Lincoln County Sheriff Steve Rushing, former president of the Mississippi Sheriffs’ Association, said it’s a problem local jails have fought for years. He said that compared to some of his fellow sheriffs, he’s among the lucky ones.

“If I have someone who comes in who is in need of mental health, [the provider] comes in and give us assistance. Not every county has that available,” he said. “In the past — and you hate to say it — but a person was stuck in jail until something [at a state mental health facility] was available.”

Size and location have something to do with it, Rushing said. He described Lincoln County, just 60 miles south of Jackson, as being in the midrange of Mississippi communities, with its population of more than 34,000. Kemper County, where Johnson died, has fewer than 10,000 people.

Johnson, the attorney, said the systemic failures that led to Robert Johnson’s death are fixable.

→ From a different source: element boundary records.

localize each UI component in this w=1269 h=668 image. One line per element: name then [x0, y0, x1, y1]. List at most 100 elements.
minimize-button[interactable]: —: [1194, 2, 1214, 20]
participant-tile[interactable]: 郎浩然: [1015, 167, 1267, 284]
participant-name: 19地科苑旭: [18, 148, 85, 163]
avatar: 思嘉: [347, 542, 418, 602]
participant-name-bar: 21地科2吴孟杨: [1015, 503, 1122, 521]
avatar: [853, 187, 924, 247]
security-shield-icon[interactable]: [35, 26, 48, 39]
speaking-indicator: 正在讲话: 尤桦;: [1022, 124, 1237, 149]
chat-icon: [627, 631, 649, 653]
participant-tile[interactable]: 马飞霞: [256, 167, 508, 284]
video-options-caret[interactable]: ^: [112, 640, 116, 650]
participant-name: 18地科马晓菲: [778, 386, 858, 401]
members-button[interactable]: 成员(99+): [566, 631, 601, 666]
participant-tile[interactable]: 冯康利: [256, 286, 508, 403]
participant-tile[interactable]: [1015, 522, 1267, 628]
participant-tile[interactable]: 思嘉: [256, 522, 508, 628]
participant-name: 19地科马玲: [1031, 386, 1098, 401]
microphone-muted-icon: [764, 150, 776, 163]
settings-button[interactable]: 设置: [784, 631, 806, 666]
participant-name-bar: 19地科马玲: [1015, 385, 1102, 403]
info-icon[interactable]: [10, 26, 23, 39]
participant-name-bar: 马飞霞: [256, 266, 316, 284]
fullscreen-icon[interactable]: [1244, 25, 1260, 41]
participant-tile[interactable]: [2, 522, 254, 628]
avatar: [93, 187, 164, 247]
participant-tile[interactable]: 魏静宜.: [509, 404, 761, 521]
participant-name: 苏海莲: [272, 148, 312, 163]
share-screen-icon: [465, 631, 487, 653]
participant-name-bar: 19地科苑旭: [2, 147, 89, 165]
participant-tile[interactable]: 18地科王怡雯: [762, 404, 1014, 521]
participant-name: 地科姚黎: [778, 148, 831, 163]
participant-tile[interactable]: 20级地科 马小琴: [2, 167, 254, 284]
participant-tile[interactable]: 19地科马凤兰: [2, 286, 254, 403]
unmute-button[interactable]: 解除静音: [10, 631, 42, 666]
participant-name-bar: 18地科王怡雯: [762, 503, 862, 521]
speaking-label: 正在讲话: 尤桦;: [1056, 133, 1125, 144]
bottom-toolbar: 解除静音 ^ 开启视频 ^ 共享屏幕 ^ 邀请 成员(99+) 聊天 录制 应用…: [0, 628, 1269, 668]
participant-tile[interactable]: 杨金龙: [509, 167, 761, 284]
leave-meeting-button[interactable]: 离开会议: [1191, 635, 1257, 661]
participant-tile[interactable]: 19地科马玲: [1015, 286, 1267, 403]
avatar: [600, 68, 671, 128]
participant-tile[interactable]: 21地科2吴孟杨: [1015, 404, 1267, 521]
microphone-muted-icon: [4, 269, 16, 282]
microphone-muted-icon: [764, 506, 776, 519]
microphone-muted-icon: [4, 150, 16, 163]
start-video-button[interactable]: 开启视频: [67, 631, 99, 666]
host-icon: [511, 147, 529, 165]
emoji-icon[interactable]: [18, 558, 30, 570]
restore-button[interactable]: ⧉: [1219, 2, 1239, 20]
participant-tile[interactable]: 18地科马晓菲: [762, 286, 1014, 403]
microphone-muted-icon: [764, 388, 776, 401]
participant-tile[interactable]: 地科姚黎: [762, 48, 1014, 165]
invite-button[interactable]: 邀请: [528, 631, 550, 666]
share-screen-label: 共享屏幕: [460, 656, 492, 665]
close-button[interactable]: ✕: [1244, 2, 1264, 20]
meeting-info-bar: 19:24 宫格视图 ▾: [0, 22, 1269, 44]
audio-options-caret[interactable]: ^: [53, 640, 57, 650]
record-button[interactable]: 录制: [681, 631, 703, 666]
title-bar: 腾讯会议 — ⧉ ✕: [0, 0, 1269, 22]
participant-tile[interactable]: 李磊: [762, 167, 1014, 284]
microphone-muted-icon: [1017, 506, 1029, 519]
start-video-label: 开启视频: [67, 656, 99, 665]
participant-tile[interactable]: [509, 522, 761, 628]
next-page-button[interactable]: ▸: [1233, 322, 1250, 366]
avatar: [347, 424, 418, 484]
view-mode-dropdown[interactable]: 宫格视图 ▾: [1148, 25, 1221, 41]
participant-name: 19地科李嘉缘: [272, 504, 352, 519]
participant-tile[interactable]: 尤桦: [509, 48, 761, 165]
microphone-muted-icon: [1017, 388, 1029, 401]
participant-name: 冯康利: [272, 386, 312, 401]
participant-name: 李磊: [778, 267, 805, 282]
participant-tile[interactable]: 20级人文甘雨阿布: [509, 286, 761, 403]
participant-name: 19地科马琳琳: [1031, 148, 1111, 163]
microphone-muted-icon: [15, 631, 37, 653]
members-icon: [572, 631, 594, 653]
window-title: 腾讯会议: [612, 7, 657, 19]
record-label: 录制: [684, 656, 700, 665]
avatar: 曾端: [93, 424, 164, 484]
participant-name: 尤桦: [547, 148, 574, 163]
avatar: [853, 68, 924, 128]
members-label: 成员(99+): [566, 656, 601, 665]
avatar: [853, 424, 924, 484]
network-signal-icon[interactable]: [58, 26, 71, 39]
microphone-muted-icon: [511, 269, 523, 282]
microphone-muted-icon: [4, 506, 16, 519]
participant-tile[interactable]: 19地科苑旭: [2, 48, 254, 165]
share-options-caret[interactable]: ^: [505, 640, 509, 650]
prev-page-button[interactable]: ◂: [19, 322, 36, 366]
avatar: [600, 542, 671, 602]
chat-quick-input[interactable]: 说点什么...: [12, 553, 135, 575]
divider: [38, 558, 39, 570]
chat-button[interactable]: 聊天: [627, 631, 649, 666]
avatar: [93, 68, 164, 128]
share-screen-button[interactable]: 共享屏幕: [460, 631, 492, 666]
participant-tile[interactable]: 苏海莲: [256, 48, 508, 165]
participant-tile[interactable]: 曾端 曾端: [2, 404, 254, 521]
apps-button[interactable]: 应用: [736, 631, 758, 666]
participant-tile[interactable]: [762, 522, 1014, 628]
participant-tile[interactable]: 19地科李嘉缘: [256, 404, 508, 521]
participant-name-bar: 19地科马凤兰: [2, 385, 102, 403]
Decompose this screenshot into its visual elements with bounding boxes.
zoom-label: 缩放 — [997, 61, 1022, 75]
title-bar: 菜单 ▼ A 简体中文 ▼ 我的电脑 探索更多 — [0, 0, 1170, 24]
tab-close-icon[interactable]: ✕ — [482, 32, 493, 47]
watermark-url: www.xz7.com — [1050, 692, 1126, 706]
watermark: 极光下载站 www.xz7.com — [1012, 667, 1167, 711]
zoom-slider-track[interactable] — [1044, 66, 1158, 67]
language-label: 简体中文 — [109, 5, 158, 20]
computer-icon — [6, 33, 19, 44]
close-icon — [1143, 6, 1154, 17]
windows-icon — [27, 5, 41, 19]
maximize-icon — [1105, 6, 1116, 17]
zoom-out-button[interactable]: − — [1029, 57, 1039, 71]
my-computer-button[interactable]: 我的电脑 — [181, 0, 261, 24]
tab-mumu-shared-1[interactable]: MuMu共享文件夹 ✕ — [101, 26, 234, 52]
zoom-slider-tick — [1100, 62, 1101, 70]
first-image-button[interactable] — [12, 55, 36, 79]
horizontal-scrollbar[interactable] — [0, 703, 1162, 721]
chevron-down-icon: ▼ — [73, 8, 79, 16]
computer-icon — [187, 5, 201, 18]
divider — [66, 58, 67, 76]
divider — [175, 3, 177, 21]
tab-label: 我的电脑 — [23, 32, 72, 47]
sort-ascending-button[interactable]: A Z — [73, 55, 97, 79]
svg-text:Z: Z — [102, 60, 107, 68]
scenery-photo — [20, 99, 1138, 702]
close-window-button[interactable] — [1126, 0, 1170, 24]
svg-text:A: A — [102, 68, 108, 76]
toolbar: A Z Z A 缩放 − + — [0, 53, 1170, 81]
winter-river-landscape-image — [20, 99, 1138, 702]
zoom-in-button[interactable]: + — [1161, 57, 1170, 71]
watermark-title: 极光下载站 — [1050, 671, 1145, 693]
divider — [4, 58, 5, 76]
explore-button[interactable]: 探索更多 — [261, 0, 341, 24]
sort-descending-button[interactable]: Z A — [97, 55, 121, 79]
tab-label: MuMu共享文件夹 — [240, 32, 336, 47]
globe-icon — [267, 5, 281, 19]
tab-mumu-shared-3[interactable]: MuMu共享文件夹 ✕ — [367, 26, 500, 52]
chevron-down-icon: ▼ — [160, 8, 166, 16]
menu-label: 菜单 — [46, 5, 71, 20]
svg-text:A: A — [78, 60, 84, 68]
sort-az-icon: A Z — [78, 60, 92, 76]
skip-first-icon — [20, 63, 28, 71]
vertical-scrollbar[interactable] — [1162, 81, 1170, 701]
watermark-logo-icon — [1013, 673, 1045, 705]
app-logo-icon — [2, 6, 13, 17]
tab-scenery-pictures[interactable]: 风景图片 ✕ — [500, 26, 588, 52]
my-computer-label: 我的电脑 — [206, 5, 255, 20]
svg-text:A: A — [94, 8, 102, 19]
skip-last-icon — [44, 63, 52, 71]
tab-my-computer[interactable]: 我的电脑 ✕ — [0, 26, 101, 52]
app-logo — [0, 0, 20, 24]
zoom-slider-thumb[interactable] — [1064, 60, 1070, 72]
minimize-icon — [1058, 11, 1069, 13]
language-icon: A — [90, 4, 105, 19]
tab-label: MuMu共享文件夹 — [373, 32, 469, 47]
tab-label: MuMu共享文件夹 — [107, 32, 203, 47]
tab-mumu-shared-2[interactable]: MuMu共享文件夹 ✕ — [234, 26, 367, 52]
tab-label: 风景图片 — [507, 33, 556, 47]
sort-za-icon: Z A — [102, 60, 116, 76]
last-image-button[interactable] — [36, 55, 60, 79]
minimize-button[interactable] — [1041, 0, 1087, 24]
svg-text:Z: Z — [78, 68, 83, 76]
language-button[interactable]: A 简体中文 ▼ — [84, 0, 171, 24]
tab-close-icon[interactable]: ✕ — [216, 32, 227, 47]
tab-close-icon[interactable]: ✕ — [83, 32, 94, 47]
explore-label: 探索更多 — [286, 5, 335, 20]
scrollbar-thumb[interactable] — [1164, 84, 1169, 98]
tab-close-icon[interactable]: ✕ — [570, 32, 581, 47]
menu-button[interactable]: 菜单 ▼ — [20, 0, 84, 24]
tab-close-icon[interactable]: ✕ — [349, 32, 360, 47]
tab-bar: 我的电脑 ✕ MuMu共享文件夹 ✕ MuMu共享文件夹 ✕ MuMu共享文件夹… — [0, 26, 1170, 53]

“Certainly the Mississippi legislature is going to have to act and provide adequate funding for community mental health services,” Johnson said. He said Medicaid expansion would further the efforts, particularly for the many Mississippians working in low-wage jobs that don’t provide mental health care-inclusive insurance.

Medicaid expansion, however, is a fraught issue in the state and is among the key issues separating candidates in the state’s upcoming gubernatorial election.

Expanding mental health care is only part of the solution, Johnson said.

“[Robert’s family] want his death to highlight the need for people to receive the mental health care they need — before they wind up in a local jail,” Johnson said.

If that can be achieved, Johnson said, it will fulfill some of what the family hopes to accomplish with the lawsuit.

“They also wanted people to see Robert as a complete person, who was a father and husband," Johnson said. "Someone who was funny and who wasn’t always in the same place he found himself immediately before his death.”